I mean he even send a letter (which I saw), when I was about 10, telling my mother that she sould have let my stepfather adopt us and forget about him. My mother never hid from us what had happen and what was going on, when we were older she gave us the chance to either contact him or not. 

Right now, my brother and me have contact with him, but do not call him DAD or feel any attachment to him. And our contact is nothing more than passing HI, Xmas cards or phone calls twice a year. I tell you this story so you see where I am coming from. If she has the best of intentions then she willl know how to wait and abait to your rules.

So, ask for as long as you need, I do not think that 3 months would do it.

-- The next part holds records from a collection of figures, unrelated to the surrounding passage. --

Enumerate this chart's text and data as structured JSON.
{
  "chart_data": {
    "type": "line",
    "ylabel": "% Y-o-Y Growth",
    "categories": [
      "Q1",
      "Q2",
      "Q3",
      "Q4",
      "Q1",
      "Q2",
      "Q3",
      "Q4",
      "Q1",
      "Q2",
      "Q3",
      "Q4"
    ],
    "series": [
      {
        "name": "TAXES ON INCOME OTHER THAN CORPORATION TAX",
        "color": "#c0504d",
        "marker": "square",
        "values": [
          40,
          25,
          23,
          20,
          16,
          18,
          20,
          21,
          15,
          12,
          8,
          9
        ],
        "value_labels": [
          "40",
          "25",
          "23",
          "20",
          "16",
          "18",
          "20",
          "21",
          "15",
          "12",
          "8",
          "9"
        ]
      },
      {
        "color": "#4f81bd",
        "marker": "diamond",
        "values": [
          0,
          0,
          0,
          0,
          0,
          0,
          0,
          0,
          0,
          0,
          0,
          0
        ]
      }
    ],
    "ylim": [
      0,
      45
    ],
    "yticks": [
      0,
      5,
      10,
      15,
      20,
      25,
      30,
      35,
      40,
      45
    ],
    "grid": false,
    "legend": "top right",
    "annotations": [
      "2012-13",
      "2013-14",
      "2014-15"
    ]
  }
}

Probably 1 year, you have full custody and she can pout all she wants. Tell her to give you a picture of herself with a letter for the girls, you can start preparing the kids by having her picture on the counter and telling them who she is. And telling them that when they feel ready they can see her. She should send letters as often as she can, as long as they are not offensive, disrespectful or disturbing, and you will read it to them and prepare the kids for when they are ready to see her.

Do what your heart and instinct tells you and forget about her tantrums, the law is on your side.

Bella


----------



## swedish (Mar 6, 2008)

humpty dumpty said:


> ..
> or are we being selfish ?


Absolutely not! Everything you are doing is with the best interest of the children in mind.

Everything she is doing is for selfish reasons. She wants to see them when it's convenient for her but she abandoned them twice. Once when she left your brother and again when she knew she was soon to be their only living parent. She hasn't demonstrated any reason why having the children visit with her at this point would help them.

I totally agree with you on waiting and letting the girls settle in. It sounds as though you've made strides in making their lives as normal as possible in a horrible situation & if their mother is too selfish to really want what is best for the girls right now, you are the only one that can stand up for them.

I think she's done enough to prove that she comes before the girls and before she would see them agian, I would like some sort of proof that it really is about them and not her.


----------



## GAsoccerman (Mar 24, 2008)

I say give her the chance, if once a month is all she can handle right now, then let it go at that. But I would not introduce her as their mother yet, I would ask her to give it time it may be to confusing at this time, just for her to come by as a "friend" let it grow

It may take time and when it is time to inform the kids that is their natural mother, then it will work, but if she comes by for a few visits and then disappears again, well it would be damaging if they knew that was mommy and left again.

So friend first, mother in due time.


----------



## justean (May 28, 2008)

humpty dumpty said:


> Well we have had a real restless weekend  we have tried to reason with her , i dont think we are wrong to ask her to wait a few months ..she wasnt around when my brother was dieing and he asked for her to be part of the girls lifes she refused.
> We want her to see them always have ..we just need this time to become a family unit together to gain the trust of two very hurt little girls who are still struggling to come to terms with daddy not being with them.
> She has spent the weekend just phoning and putting the phone down when we anwser..
> Im sure we will end up in court again all im asking for is 3 months is that to much ? she hasnt seen them or been bothered for over 3 years 3 months isnt going to make much more of a differents...
> or are we being selfish ?


you have your ideas of what you want for them and you are now their guardians. you are not selfish and your reasoning for what you are doing is very logical.
the thing is here , your living your life and you know what the mother is like.
you know the facts of the relationship between your brother and her and the relationship you have yourselves. a turbulent one.
i think your doing a grand job.


----------



## GAsoccerman (Mar 24, 2008)

:iagree: you are NOT being selfish, your heart is in the right place. Stick to your guns, make her wait three months then slowly allow her in as a friend.

she is garbage to me anyway, leaving the young ones....


----------



## humpty dumpty (Nov 26, 2008)

Thankyou all so much.
Its good to get lots of peoples points of view and it truly does help.
We have desided that she can have contact in 3 months time ,if shes still about then ( and i doubt it ) it will prove to us that she really does want to see them and its not just a spare of the moment thing.
And if she does surprize us then we will take it step by step and hope that we can all keep things on a good level for our wonderful girls 
many thanks


----------